Pervenche Bérès, député européenne socialiste, 2e sur la liste du PS en Ile-de-France / DRJ’ai 52 ans, je suis élue au Parlement européen depuis 1994. J’y ai été vice-présidente du groupe socialiste, ai participé à l’élaboration de la Charte des droits fondamentaux de l’UE et à la rédaction de la Constitution européenne, avant de présider la commission des affaires économiques et monétaires. Je figure en 2e position sur la liste du Parti socialiste en Ile-de-France.

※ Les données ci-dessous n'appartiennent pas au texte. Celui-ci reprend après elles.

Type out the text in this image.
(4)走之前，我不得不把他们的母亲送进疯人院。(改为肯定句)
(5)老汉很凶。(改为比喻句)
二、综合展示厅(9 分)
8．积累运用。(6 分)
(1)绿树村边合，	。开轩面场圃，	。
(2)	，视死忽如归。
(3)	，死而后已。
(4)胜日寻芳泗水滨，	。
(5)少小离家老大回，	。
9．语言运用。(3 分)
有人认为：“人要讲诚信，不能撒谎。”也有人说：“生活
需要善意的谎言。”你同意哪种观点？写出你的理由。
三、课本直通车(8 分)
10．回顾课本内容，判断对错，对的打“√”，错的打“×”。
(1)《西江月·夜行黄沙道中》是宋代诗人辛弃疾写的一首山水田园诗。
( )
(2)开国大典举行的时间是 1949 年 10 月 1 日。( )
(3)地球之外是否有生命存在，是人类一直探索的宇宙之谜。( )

L’action de députée européenne dont vous êtes la plus fière ?

Je suis fière de la manière dont, devant l’absence de réactivité, de prise d’initiative et de coordination de la Commission européenne face à la crise, nous avons pu, au sein de la commission que je préside, faire un vrai travail de veille et réagir rapidement lorsqu’il s’agissait de se prononcer sur les textes qui ont fini par être mis sur la table. Nous l’avons fait avec l’expertise acquise durant toutes ces années où nous avions multiplié les appels pour une réglementation des agences de notation par exemple. Je suis particulièrement fière du travail entrepris par le président du Parti socialiste européen, Poul Nyrup Rasmussen - et auquel j’ai contribué -, via un rapport et de multiples appels à José Manuel Barroso, pour qu’un projet sur l’encadrement des gestionnaires de fonds spéculatifs soit finalement présenté.

La ténacité du Parlement européen dans les négociations a également souvent permis de poser les jalons de futures révisions plus ambitieuses de la législation en discussion et d’élargir celle-ci à d’autres domaines. Lors de la révision de la directive bancaire, nous avons ainsi obtenu qu’il soit fait référence à la nécessité d’encadrer les produits financiers dérivés. C’est donc un nouveau chantier que nous avons ainsi ouvert.

Un bon et un mauvais moment de la campagne en cours ?

Le meeting des socialistes réunis autour de Martine Aubry au Cirque d’hiver, à Paris, ainsi que toutes les rencontres avec des électeurs que je ne qualifierais pas du tout de désintéressés, mais au contraire d’exigeants envers l’Union européenne, figurent parmi les bons souvenirs. En revanche, je regrette l’absence de débat direct avec l’UMP et particulièrement l’absence de Rachida Dati de cette campagne.

Votre priorité pour le nouveau mandat ?

Les chantiers sont nombreux ! Nous aurons à faire le bilan de la stratégie de Lisbonne et à élaborer celle qui en sera le prolongement, tout en intégrant les nouveaux objectifs que nous nous sommes fixés en termes de lutte contre le changement climatique. Cela devra se faire en pleine synergie et cohérence avec l’élaboration des nouvelles perspectives financières. En ce qui concerne les leçons à tirer de la crise, nous devrons façonner un nouveau système de supervision et poursuivre la lutte contre les paradis fiscaux, nous pencher sur la gouvernance des entreprises et enfin attaquer des chantiers prioritaires pour les socialistes : l’harmonisation fiscale, l’établissement de normes sociales minimum et l’adoption d’une directive cadre sur les services publics. Il faudra aussi que nous infléchissions la seule logique de la concurrence pour pouvoir faire émerger une réelle politique industrielle européenne.